I read this interview about KMRU his work and other things, he speaks on how he works and other aspects of Field recording practice, recording sound and asking for permission but sometimes being denied. The writer who is interviewing him asks him about his previous work, including PEEL his first album that they say was a shift in his work. I will take a listen. An interesting quote he ends with that made me think. Sometimes I wonder if using my voice is too much of an ego in my own craft, and it feels perhaps confusing when I don’t feel like sharing and introverted or sad and field recordings allow this to not be about the person but about us as a collective consciousness in our society.
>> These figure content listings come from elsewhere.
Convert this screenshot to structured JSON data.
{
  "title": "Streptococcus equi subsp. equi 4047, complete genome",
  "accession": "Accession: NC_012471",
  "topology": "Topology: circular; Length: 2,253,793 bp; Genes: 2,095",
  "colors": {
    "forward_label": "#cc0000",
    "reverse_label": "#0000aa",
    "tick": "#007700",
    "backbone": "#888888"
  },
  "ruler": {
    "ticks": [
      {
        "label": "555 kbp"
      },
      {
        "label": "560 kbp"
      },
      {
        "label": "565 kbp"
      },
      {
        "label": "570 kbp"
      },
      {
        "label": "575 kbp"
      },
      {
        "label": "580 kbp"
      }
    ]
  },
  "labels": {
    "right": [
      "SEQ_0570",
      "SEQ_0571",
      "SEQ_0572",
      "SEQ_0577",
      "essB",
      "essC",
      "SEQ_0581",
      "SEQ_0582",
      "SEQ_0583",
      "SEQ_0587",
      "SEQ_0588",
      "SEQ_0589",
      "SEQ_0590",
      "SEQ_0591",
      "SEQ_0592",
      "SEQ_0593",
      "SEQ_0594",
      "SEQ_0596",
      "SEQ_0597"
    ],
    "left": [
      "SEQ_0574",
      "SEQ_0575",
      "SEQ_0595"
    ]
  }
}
“An artist who uses his voice as the main instrument, you’re listening to the lyrics. But with field recordings, you’re listening to the surroundings. There’s so much to learn and understand from our surroundings with these sounds. You need to listen.”
KMRU
I listened to Peel while going through my day and found it really peaceful and an interesting juxtaposition of my vision. I was in busy central London going through public transport and people and found that with my noise cancellation I was immersed in this sonic textural soundscapes he’d created, it was beautiful. I enjoy the length of the pieces and their slow development within the pieces, I find in my own practice that the pieces I create are small and short, all about the loops. Whereas this is more progressive and long, an average song for him is 8-10 minutes. Something I’m excited about doing myself.
I also watched this Ableton video of KMRU recording broken instruments and its own kind of magic that is within them. This made me think of the broken mini piano in my own living room we found on our way home one night. I haven’t sampled it but I have thought about it, as he says focusing on the percussive sounds.
I think I’m now ready to create something along the lines of what KMRU does to help inspire my final practical element.